I found some test code that did the following:
#if defined _AIX
#define HANDLE_ARRAY_SIZE OPEN_MAX
#else
#define HANDLE_ARRAY_SIZE 32768
#endif
int i = 0 ;
int fileHandleArray[HANDLE_ARRAY_SIZE] ;
memset( fileHandleArray, 0, sizeof(fileHandleArray) ) ;
do {
fileHandleArray[i] = open( "/dev/null", O_RDWR, 0 ) ;
} while ( fileHandleArray[i++] > 0 ) ;
Fun for all!
I think this test case must have been written assuming that the ulimit for number of file handles was some nice small number. This does a nice number on the stack, and was fairly non-obvious when looking in the debugger session.
The debugger shows me the test function (testgroup2) driving a trap in a called function:
(gdb) where
#0 0x00002aaab10419d6 in gtfPrint (gtfCBInfo=0x803700008036, piFile=0x2aaab1046c9c "sqo_fileapi.C", iLine=664,
piFormat=0x2aaab104835c "File handle value is is %d.\n") at gtfmod.h:226
#1 0x00002aaab1044035 in testgroup2 (gtfCBInfo=0x803700008036, poResult=0x803900008038) at sqo_fileapi.C:664
where my trap is on a dereference to a variable gtfCBInfo that was good earlier in the code.
if ( gtfCBInfo->logptr == NULL )
Yet, it was clear that there were no intervening assignments to gtfCBInfo. I was curious exactly how this corruption propagated once found, and that’s clear enough once you look at the assembly for a function call immediately after the corruption. See all the code that sets up the parameters for the call by fetching stack spills (the loads from (%rbp)):
0x00002aaab1043fed <+1231>: mov %eax,-0xb0(%rbp)
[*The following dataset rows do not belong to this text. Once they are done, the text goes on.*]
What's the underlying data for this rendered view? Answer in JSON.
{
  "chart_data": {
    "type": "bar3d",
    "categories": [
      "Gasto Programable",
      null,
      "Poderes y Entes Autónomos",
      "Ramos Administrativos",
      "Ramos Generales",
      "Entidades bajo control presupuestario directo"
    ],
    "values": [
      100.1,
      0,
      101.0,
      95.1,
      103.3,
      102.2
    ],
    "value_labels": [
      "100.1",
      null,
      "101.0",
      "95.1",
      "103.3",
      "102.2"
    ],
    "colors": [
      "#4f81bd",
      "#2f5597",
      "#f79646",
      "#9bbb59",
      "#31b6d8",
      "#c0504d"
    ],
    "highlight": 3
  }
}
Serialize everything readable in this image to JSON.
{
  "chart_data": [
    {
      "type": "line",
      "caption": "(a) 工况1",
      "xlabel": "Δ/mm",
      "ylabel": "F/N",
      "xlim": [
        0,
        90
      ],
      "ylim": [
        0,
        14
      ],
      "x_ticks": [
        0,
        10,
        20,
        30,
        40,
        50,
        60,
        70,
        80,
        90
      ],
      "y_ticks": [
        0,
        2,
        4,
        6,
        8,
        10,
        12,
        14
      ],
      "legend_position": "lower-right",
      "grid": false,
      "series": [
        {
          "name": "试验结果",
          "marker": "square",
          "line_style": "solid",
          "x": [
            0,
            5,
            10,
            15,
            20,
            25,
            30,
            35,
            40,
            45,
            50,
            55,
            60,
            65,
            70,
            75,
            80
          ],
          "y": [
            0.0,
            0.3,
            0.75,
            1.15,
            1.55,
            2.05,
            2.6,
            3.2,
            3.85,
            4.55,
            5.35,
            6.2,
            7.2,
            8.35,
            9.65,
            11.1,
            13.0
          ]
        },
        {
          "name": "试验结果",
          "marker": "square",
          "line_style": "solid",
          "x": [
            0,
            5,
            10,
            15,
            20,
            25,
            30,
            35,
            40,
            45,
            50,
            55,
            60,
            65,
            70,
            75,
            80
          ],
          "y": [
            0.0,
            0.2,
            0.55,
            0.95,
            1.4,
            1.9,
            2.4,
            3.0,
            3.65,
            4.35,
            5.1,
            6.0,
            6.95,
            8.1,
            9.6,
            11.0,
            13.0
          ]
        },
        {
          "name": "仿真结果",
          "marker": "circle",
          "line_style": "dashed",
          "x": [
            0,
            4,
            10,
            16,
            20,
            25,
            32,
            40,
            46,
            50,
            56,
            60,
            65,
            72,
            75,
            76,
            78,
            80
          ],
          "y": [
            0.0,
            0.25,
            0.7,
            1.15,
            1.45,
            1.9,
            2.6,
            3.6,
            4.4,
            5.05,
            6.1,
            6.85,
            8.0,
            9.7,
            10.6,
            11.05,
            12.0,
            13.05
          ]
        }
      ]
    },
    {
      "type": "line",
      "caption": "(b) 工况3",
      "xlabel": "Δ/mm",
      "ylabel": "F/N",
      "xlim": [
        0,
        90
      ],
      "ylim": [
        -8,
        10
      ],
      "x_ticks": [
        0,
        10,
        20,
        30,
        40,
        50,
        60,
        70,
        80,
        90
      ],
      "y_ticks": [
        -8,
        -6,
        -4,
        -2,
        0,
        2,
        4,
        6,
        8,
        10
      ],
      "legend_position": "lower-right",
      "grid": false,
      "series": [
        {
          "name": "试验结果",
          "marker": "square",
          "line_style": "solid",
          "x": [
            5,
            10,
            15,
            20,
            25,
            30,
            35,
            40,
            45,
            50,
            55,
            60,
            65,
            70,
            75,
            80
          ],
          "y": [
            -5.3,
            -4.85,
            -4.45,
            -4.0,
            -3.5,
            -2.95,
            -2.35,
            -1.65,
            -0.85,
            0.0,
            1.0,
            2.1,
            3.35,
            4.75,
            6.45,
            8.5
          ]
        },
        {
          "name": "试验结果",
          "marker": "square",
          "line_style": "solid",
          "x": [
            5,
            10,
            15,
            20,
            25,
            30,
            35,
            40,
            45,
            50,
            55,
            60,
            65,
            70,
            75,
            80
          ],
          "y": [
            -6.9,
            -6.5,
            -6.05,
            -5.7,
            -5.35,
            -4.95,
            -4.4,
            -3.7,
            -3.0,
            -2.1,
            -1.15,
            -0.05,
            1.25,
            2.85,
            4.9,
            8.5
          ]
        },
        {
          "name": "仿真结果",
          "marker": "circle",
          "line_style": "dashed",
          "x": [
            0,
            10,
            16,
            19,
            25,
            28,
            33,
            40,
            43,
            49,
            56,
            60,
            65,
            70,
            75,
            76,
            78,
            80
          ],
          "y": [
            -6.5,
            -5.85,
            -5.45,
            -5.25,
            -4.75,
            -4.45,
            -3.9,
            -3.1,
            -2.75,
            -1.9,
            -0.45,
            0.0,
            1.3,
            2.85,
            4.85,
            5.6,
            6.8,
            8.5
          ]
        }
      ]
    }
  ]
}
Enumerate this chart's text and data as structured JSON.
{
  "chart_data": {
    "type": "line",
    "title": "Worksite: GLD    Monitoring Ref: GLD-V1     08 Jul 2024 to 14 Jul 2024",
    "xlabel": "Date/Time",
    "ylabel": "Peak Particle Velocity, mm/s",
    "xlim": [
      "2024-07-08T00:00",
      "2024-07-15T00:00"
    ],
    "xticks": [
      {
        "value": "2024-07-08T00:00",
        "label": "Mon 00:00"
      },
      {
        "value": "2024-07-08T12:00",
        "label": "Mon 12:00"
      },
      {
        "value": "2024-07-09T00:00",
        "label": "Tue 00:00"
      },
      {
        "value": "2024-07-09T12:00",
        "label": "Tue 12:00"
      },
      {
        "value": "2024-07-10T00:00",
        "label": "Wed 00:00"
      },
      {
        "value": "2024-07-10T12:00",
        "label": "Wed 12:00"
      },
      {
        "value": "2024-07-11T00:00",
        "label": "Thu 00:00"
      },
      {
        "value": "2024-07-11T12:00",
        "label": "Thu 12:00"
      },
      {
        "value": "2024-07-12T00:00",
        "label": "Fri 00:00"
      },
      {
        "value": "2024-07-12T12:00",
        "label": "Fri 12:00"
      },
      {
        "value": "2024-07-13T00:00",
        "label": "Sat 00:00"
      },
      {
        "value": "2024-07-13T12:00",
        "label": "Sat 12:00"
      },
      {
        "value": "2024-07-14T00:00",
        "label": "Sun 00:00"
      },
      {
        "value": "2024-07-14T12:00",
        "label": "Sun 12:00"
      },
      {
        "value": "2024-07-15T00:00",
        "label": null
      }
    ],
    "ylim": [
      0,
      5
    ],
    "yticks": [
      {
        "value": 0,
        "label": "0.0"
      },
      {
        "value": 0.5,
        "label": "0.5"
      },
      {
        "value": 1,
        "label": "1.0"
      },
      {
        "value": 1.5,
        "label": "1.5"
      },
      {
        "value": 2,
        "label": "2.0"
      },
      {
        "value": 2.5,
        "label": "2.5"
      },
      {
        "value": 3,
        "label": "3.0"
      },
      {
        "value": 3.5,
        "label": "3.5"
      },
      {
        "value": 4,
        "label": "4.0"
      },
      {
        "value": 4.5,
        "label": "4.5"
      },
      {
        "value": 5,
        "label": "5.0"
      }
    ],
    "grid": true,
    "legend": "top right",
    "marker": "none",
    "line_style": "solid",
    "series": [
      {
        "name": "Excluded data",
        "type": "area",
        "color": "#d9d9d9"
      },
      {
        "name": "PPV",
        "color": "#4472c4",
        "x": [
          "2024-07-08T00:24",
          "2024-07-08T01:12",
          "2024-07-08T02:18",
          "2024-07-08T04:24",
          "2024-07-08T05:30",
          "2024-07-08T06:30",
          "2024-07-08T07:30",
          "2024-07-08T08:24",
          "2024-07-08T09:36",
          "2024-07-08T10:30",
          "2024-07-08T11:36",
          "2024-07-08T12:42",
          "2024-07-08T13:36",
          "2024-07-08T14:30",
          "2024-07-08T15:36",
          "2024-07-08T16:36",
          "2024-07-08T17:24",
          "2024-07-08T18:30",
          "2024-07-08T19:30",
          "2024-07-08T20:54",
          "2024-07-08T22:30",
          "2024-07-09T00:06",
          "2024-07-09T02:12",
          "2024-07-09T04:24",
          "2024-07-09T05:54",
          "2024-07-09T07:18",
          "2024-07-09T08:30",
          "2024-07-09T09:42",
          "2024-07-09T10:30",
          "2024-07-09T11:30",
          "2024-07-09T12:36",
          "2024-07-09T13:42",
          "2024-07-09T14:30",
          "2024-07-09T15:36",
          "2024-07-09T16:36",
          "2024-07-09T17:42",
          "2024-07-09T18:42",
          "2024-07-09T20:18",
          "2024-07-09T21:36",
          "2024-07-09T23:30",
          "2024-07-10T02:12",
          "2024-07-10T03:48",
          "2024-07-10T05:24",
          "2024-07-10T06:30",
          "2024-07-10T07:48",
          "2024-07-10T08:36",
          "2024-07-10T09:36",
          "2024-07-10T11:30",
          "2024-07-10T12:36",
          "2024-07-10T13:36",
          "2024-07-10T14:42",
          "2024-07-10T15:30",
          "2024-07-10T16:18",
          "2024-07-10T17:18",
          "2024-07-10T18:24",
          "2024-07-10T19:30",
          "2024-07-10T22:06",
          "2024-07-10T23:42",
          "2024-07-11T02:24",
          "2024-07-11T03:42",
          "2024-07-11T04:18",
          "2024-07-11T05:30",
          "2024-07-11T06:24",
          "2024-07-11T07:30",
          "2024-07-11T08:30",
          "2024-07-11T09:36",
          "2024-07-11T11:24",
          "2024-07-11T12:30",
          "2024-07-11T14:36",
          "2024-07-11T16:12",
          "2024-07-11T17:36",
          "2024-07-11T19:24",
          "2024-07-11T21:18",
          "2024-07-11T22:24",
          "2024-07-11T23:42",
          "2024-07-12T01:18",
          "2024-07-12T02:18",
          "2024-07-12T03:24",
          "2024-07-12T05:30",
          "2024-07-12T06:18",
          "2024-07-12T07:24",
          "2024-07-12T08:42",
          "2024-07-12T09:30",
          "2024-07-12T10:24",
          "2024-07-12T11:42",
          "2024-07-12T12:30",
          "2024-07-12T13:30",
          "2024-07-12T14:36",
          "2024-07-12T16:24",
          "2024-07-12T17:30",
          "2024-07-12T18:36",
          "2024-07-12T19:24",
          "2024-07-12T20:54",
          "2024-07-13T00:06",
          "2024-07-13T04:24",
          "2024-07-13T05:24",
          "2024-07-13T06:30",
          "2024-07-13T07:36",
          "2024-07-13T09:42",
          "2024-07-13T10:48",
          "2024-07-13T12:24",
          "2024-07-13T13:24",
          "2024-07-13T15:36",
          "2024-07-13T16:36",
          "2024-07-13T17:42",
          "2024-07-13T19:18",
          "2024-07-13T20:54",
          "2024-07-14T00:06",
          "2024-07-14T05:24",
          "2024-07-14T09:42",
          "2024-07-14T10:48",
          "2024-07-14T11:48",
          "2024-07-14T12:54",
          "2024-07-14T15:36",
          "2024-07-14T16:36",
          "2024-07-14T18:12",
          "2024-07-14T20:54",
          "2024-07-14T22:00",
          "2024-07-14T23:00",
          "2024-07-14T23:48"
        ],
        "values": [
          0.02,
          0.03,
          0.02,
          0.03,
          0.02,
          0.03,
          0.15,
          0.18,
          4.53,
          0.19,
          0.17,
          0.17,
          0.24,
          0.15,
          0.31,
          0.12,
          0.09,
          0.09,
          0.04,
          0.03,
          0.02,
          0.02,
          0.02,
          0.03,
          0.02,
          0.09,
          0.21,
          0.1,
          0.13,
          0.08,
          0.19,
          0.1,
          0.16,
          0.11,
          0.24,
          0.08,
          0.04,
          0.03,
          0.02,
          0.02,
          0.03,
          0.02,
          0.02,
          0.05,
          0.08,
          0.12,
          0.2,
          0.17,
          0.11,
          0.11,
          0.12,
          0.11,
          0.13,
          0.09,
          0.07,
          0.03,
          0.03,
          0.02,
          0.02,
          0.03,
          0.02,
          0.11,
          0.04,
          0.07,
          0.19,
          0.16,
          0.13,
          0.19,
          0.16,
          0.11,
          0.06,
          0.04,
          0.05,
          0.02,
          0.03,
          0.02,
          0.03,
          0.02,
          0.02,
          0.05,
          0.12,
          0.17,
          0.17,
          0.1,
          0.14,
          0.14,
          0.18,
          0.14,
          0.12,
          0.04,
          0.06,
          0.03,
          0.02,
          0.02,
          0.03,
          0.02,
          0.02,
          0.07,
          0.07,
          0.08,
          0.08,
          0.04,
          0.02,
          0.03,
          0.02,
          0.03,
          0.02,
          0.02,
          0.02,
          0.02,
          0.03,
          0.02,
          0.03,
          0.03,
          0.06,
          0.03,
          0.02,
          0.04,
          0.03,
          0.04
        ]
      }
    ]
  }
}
0x00002aaab1043ff3 <+1237>: mov -0×48(%rbp),%rax
0x00002aaab1043ff7 <+1241>: lea 0x2c9e(%rip),%rdx # 0x2aaab1046c9c
0x00002aaab1043ffe <+1248>: mov $0×298,%ecx
0x00002aaab1044003 <+1253>: lea 0×4352(%rip),%rbx # 0x2aaab104835c
0x00002aaab104400a <+1260>: mov -0xb0(%rbp),%esi
0x00002aaab1044010 <+1266>: mov %rax,%rdi
0x00002aaab1044013 <+1269>: mov %esi,-0xf8(%rbp)
0x00002aaab1044019 <+1275>: mov %rdx,%rsi
0x00002aaab104401c <+1278>: mov %rcx,%rdx
0x00002aaab104401f <+1281>: mov %rbx,%rcx
0x00002aaab1044022 <+1284>: mov -0xf8(%rbp),%eax
0x00002aaab1044028 <+1290>: mov %eax,%r8d
0x00002aaab104402b <+1293>: mov $0×0,%eax
0x00002aaab1044030 <+1298>: callq 0x2aaab1041120 <_Z8gtfPrintP5gtfCBPKcmS2_z@plt>
Because we’ve walked all over the neighbourhood of 0(%rbp ) with the open() calls, once we try to fetch them we start passing garbage. It’s so common to see stack corruptions manifest in even nastier ways (like a trap on return from a function call because we’ve wiped out the return address), so I was a bit suprised to see such a run of the mill seeming corruption here as a result. Perhaps if we hadn’t called any functions, we would have trapped on unwind instead?